Flavors of Morocco
Origins are a bit sketchy, but harissa is found across the Middle East and North Africa, including Morocco, Algeria, Libya, and Tunisia, as well as in France. Rich, earthy, and spicy, harissa is served with couscous and tagines, and found at nearly every food stall and restaurant across Morocco.
Recipes also vary widely, but most harissas include assorted dried chilies, garlic, olive oil and spices including cumin, coriander, sometimes caraway. Harissa is widely available commercially in bottles, tubes, and cans…but not to be confused with harissa l’ eau de toilette by Comme de Garcon for you fashion forward cooks! I kid you not.
- 6 dried red chilies
- 1 teaspoon cumin seeds
- 1 teaspoon coriander seeds
- 1/2 teaspoon caraway seeds
- 1 teaspoon reserved chili seeds
- 3 tablespoons olive oil + more for storing
- 1 small onion, diced
- 4 garlic cloves, chopped
- 1 tablespoon tomato paste
- 2 teaspoons freshly squeezed lemon juice
- 1 teaspoon sea salt or to taste
- a pinch of sugar
- couscous broth for thinning
Split the dried chilies lengthwise and remove the seeds and reserve the seeds for toasting. Tear the chilies into pieces and place in a sauce pan with water to cover.
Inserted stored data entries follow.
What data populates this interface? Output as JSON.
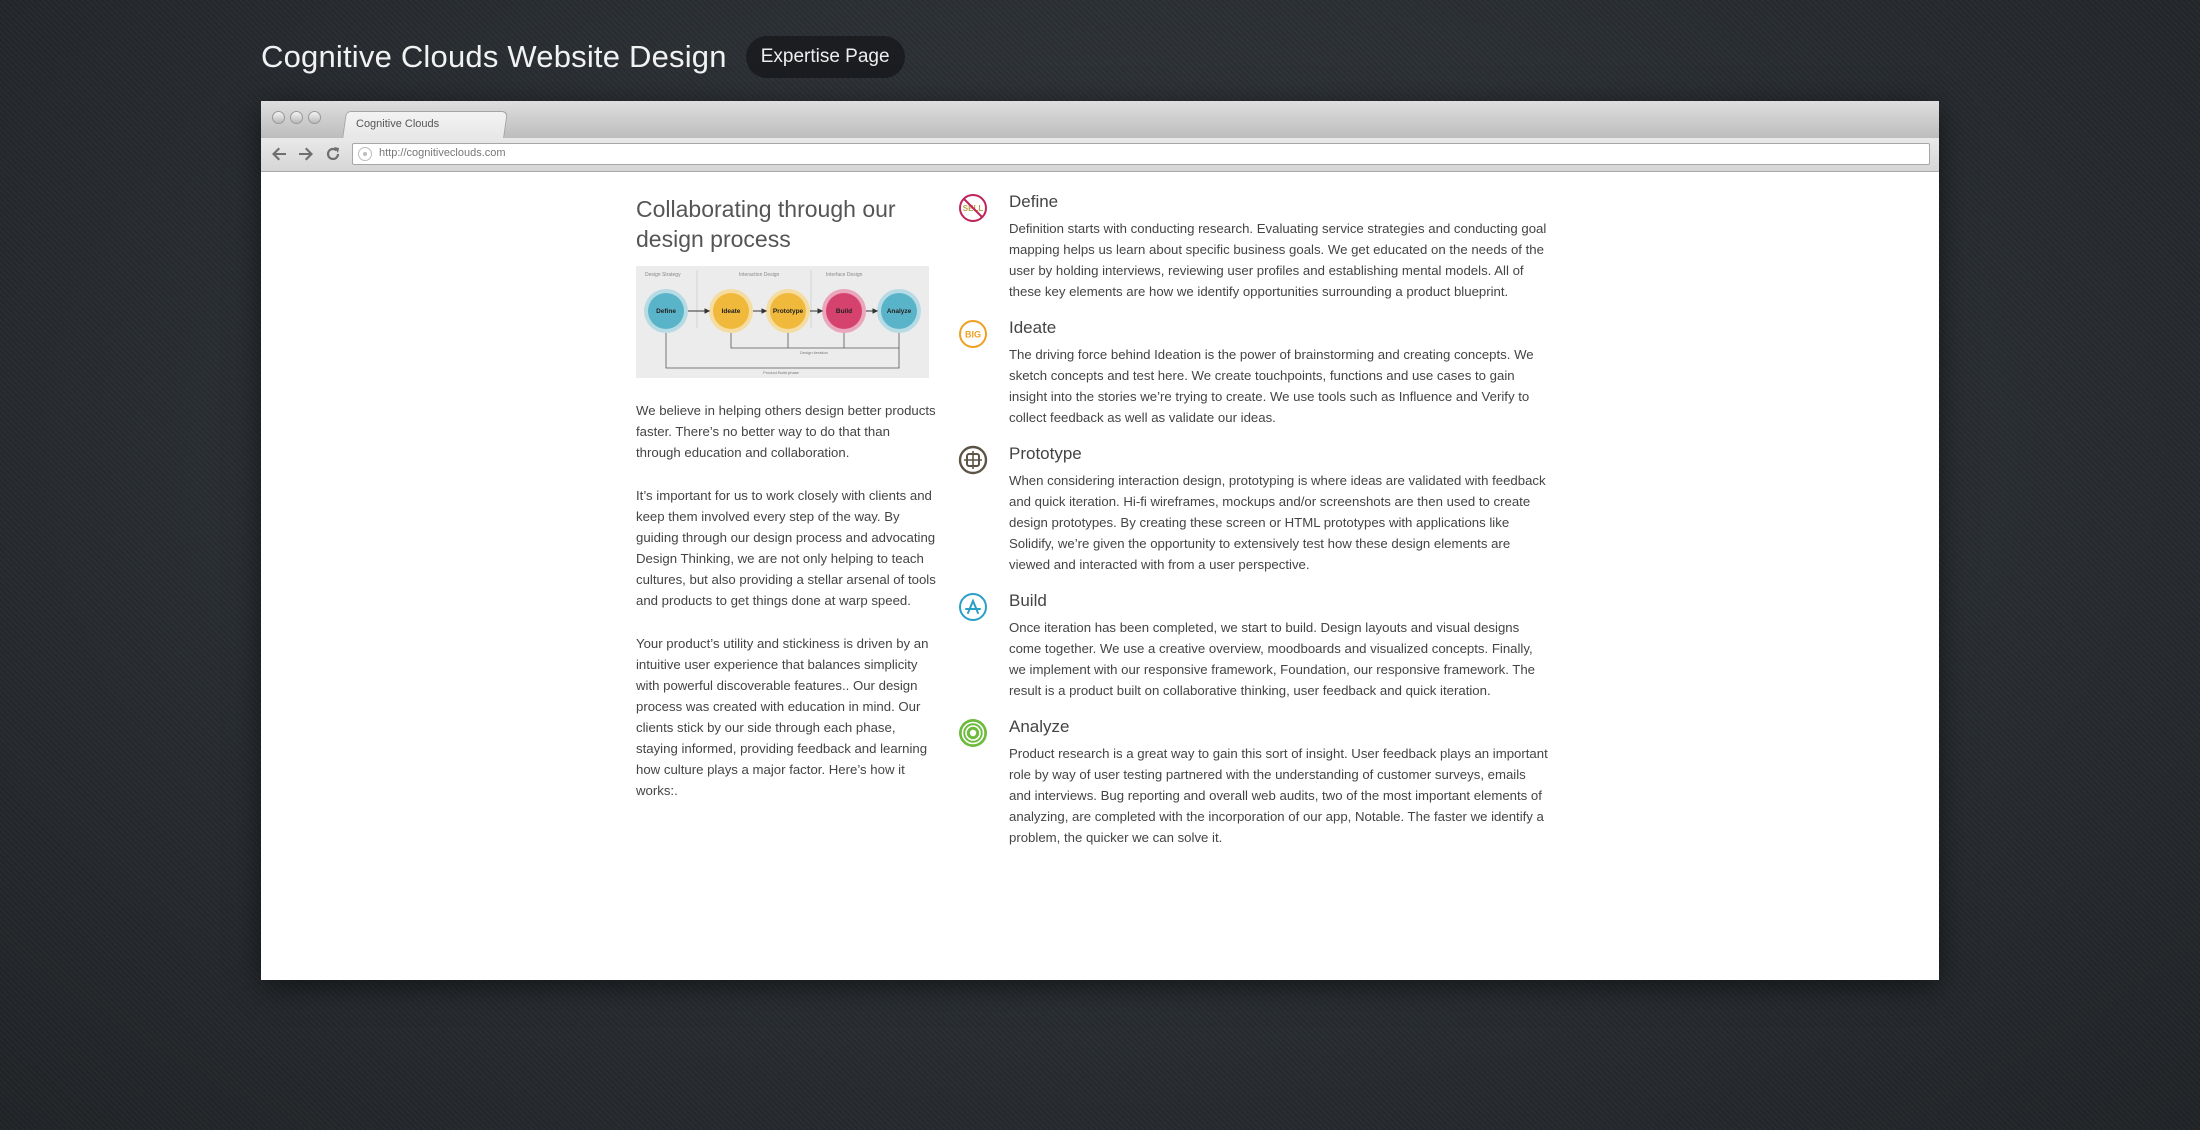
{
  "header": {
    "title": "Cognitive Clouds Website Design",
    "badge": "Expertise Page"
  },
  "browser": {
    "tab_title": "Cognitive Clouds",
    "url": "http://cognitiveclouds.com"
  },
  "intro": {
    "heading": "Collaborating through our design process",
    "paragraphs": [
      "We believe in helping others design better products faster. There’s no better way to do that than through education and collaboration.",
      "It’s important for us to work closely with clients and keep them involved every step of the way. By guiding through our design process and advocating Design Thinking, we are not only helping to teach cultures, but also providing a stellar arsenal of tools and products to get things done at warp speed.",
      "Your product’s utility and stickiness is driven by an intuitive user experience that balances simplicity with powerful discoverable features.. Our design process was created with education in mind. Our clients stick by our side through each phase, staying informed, providing feedback and learning how culture plays a major factor. Here’s how it works:."
    ]
  },
  "diagram": {
    "groups": [
      "Design Strategy",
      "Interaction Design",
      "Interface Design"
    ],
    "nodes": [
      "Define",
      "Ideate",
      "Prototype",
      "Build",
      "Analyze"
    ],
    "loop_labels": [
      "Design iteration",
      "Product Build phase"
    ],
    "colors": {
      "define": "#5ab4c9",
      "ideate": "#f1b93b",
      "prototype": "#f1b93b",
      "build": "#d6426e",
      "analyze": "#5ab4c9"
    }
  },
  "steps": [
    {
      "icon": "no-sell-icon",
      "icon_text": "SELL",
      "title": "Define",
      "text": "Definition starts with conducting research. Evaluating service strategies and conducting goal mapping helps us learn about specific business goals. We get educated on the needs of the user by holding interviews, reviewing user profiles and establishing mental models. All of these key elements are how we identify opportunities surrounding a product blueprint."
    },
    {
      "icon": "big-idea-icon",
      "icon_text": "BIG",
      "title": "Ideate",
      "text": "The driving force behind Ideation is the power of brainstorming and creating concepts. We sketch concepts and test here. We create touchpoints, functions and use cases to gain insight into the stories we’re trying to create. We use tools such as Influence and Verify to collect feedback as well as validate our ideas."
    },
    {
      "icon": "prototype-icon",
      "title": "Prototype",
      "text": "When considering interaction design, prototyping is where ideas are validated with feedback and quick iteration. Hi-fi wireframes, mockups and/or screenshots are then used to create design prototypes. By creating these screen or HTML prototypes with applications like Solidify, we’re given the opportunity to extensively test how these design elements are viewed and interacted with from a user perspective."
    },
    {
      "icon": "app-store-icon",
      "title": "Build",
      "text": "Once iteration has been completed, we start to build. Design layouts and visual designs come together. We use a creative overview, moodboards and visualized concepts. Finally, we implement with our responsive framework, Foundation, our responsive framework. The result is a product built on collaborative thinking, user feedback and quick iteration."
    },
    {
      "icon": "target-icon",
      "title": "Analyze",
      "text": "Product research is a great way to gain this sort of insight. User feedback plays an important role by way of user testing partnered with the understanding of customer surveys, emails and interviews. Bug reporting and overall web audits, two of the most important elements of analyzing, are completed with the incorporation of our app, Notable. The faster we identify a problem, the quicker we can solve it."
    }
  ],
  "colors": {
    "define": "#c0245c",
    "ideate": "#f0a020",
    "prototype": "#5d5446",
    "build": "#2a9fc7",
    "analyze": "#6cbb3c"
  }
}
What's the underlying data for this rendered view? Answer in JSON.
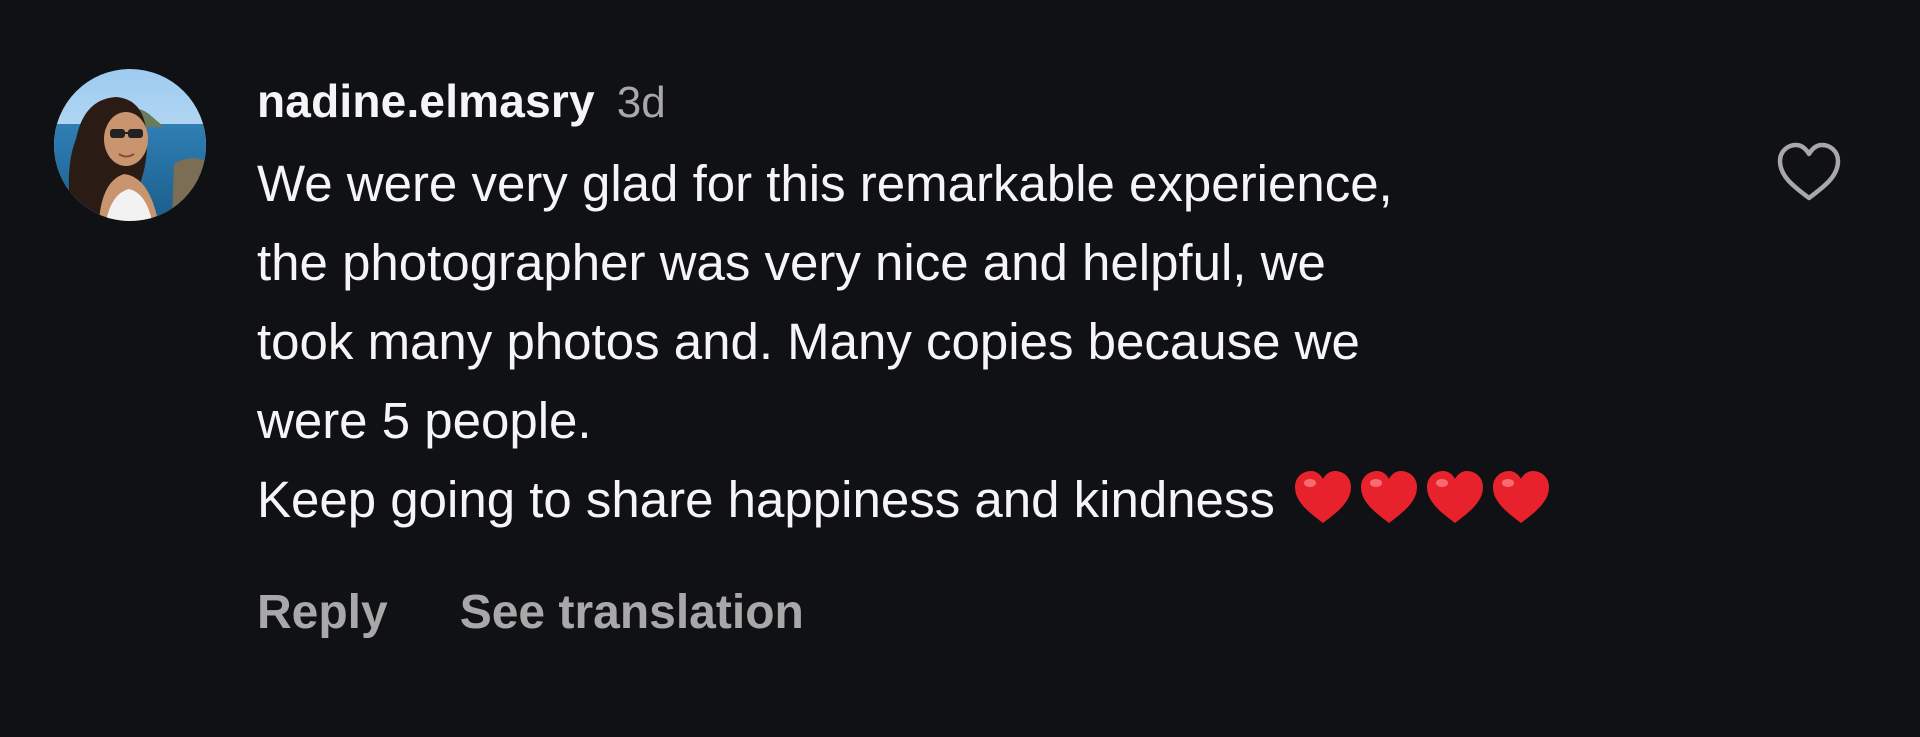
{
  "comment": {
    "username": "nadine.elmasry",
    "time": "3d",
    "lines": [
      "We were very glad for this remarkable experience,",
      "the photographer was very nice and helpful, we",
      "took many photos and. Many copies because we",
      "were 5 people.",
      "Keep going to share happiness and kindness"
    ],
    "emoji": [
      "❤️",
      "❤️",
      "❤️",
      "❤️"
    ],
    "like_icon": "heart-outline-icon"
  },
  "actions": {
    "reply_label": "Reply",
    "translate_label": "See translation"
  },
  "colors": {
    "background": "#101114",
    "text_primary": "#f5f5f5",
    "text_secondary": "#a8a8a8",
    "heart_red": "#e8222c"
  }
}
Bring to a simmer and cook 15 minutes or until the chilies are very soft. Drain and set aside.
Toast the cumin seeds, coriander seeds, caraway seeds, and chili seeds in a dry sauté pan over low heat. Remove from the pan and set aside to cool. Once the seeds are cool, place in a suribachi (a very handy Japanese pottery mortar with ridged interior for grinding spices) or spice grinder and grind to a medium blend. Set aside.
Add 1 ½ tablespoons of olive oil to a saute pan, over medium heat, and when hot add the onions and and saute until soft. Add the garlic and saute an additional 2 minutes until just beginning to color. Add the drained red chilies, the ground cumin, coriander, caraway, and chili seeds and saute for a minute or two while stirring. Add the tomato paste to one side of the pan to caramelize and then stir it into the chilies and herbs while adding the lemon juice, salt, and pinch of sugar. Transfer the ingredients to a small food processor and blitz into a thick puree, adding an additional 1 ½ tablespoons olive oil as you blitz. The harissa should be the consistency of heavy cream. Taste and add additional salt if needed.
When you are ready to serve, you may add couscous broth to thin the harissa slightly so that it is easily spooned or poured onto the couscous.
Transfer to a small serving bowl or pitcher and serve with couscous, grilled meats, fish, or even slathered on a sandwich.
To store, place in a jar and, when completely cool, pour a little olive oil over the harissa to seal it. Put the lid on the jar and refrigerate. The harissa will keep for about a week refrigerated. It also freezes well for longer storage.